Там они выкопали туши и вечером наконец-то с огромным удовольствием набили животы кониной. Но на этом поводы для оптимизма закончились. Когда они вышли из Шэмблз-Кэмп, продолжилась история тяжёлой борьбы с теми же условиями, в которых норвежцы легко мчались в сторону дома, как на коньках. Постепенно начинало сказываться общее напряжение. Скотт бранил Боуэрса за то, что он недостаточно «ловок» в обращении с лыжами. Боуэрс справедливо обижался, ибо менее всех заслуживал упрёки. Все они были весьма посредственными лыжниками, что означало повышенный расход энергии в движении и потерю последних сил. Когда счёт пути шёл на дюймы, они, вероятно, теряли сотню ярдов на милю исключительно из-за плохой техники, то есть тридцать миль в путешествии от полюса до отметки в 79°28? 30'', почти у «Склада одной тонны». В конечном итоге это сыграло роковую роль в истории британской экспедиции.

Теперь они с трудом проходили ничтожные шесть-семь миль. Скотт написал 21-го: «С трудом шли весь день, временами возникали мрачнейшие мысли… На 800 миль пути ни одного настолько трудного перехода ещё не было, мы больше не сможем идти так, как сейчас». Они дошли до склада на юге Барьера 24-го и обнаружили, что у них осталось мало топлива.

«Хотел бы я, чтобы топлива было больше», «нехватка топлива тревожит по-прежнему», «топлива прискорбно мало». Бесконечные сожаления. И потом запись 27 февраля: «Даст Бог, у нас больше не будет неудач. Естественно, мы всё время обсуждаем вероятность встречи с собаками: где, когда, и так далее». То есть Скотт наконец-то признал, что их единственным спасением должны были стать собаки.

«Положение критическое. Может, на следующем складе мы окажемся в безопасности, но есть ужасные сомнения».

Теперь Скотт понял, что начинается настоящая борьба со смертью.

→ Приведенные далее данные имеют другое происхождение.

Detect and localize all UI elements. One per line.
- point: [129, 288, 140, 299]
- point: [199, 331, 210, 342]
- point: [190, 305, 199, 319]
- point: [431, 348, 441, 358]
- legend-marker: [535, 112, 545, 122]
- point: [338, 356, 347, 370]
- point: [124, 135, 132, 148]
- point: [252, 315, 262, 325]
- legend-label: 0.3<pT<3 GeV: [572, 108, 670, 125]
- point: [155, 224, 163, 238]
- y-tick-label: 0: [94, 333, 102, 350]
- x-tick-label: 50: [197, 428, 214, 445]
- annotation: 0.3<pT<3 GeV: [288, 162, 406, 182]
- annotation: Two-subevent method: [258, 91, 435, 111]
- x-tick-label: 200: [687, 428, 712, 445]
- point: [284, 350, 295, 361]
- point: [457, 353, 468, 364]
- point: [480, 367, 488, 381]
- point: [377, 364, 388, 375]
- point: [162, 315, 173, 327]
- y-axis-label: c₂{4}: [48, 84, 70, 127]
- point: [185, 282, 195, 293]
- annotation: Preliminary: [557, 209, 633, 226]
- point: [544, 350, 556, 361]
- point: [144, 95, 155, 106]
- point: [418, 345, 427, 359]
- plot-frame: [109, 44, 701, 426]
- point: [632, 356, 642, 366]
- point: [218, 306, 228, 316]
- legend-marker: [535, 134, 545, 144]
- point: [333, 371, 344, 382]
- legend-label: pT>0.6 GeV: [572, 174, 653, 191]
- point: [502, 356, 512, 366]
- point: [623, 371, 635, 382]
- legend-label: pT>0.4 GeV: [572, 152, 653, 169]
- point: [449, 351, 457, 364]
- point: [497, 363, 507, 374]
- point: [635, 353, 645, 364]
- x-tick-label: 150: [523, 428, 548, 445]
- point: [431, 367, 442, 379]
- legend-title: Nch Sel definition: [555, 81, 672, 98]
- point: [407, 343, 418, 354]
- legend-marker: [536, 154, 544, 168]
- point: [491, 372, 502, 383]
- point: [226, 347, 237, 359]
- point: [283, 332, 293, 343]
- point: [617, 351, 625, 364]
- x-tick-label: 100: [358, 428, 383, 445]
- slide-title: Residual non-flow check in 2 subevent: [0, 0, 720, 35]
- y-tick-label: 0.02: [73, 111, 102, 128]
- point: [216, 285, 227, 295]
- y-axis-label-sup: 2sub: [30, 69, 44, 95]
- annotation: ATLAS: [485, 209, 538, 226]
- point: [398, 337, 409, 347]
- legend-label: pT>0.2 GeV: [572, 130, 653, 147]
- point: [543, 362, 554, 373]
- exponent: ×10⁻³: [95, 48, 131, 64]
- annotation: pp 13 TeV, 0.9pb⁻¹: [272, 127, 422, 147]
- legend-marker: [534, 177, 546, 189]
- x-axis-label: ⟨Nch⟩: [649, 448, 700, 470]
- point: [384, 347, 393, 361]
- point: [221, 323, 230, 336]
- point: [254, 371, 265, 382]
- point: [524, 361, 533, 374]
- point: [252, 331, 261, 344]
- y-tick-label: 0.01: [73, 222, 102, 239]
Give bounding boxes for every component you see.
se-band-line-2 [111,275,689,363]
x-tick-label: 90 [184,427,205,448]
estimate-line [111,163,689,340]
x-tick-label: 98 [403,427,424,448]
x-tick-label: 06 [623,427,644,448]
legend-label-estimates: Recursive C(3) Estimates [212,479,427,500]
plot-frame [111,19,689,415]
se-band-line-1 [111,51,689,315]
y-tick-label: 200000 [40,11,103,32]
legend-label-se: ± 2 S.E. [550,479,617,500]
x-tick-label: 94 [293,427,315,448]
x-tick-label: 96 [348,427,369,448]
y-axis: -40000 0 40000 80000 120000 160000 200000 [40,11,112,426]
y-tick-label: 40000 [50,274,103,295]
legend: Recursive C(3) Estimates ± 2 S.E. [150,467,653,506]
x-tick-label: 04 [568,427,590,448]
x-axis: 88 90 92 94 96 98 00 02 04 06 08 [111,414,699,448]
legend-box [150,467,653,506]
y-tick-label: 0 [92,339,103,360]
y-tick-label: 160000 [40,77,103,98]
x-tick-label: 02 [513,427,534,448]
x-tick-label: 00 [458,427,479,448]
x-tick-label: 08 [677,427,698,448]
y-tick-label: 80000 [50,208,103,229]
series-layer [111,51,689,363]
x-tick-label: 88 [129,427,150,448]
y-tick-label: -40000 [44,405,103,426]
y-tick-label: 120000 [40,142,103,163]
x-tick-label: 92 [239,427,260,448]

В тот день Уилсон перестал вести дневник, словно уже не мог переносить собственных мыслей. До базы им оставалось больше 300 миль.

Глава 32

Снова на «Фраме»

26 января в четыре часа утра норвежцы подъехали к Фрамхейму. Они распрягли собак как можно тише, разговаривая шёпотом, и, словно шпионы, проскользнули в дом. Его обитатели — Линдстрам, Стубберуд, Преструд и Йохансен — крепко спали. Всё шло по задуманному плану — Амундсен намеренно рассчитал последний этап так, чтобы застать их в постели. Он чувствовал, что путешествие к полюсу нужно закончить какой-нибудь проказой.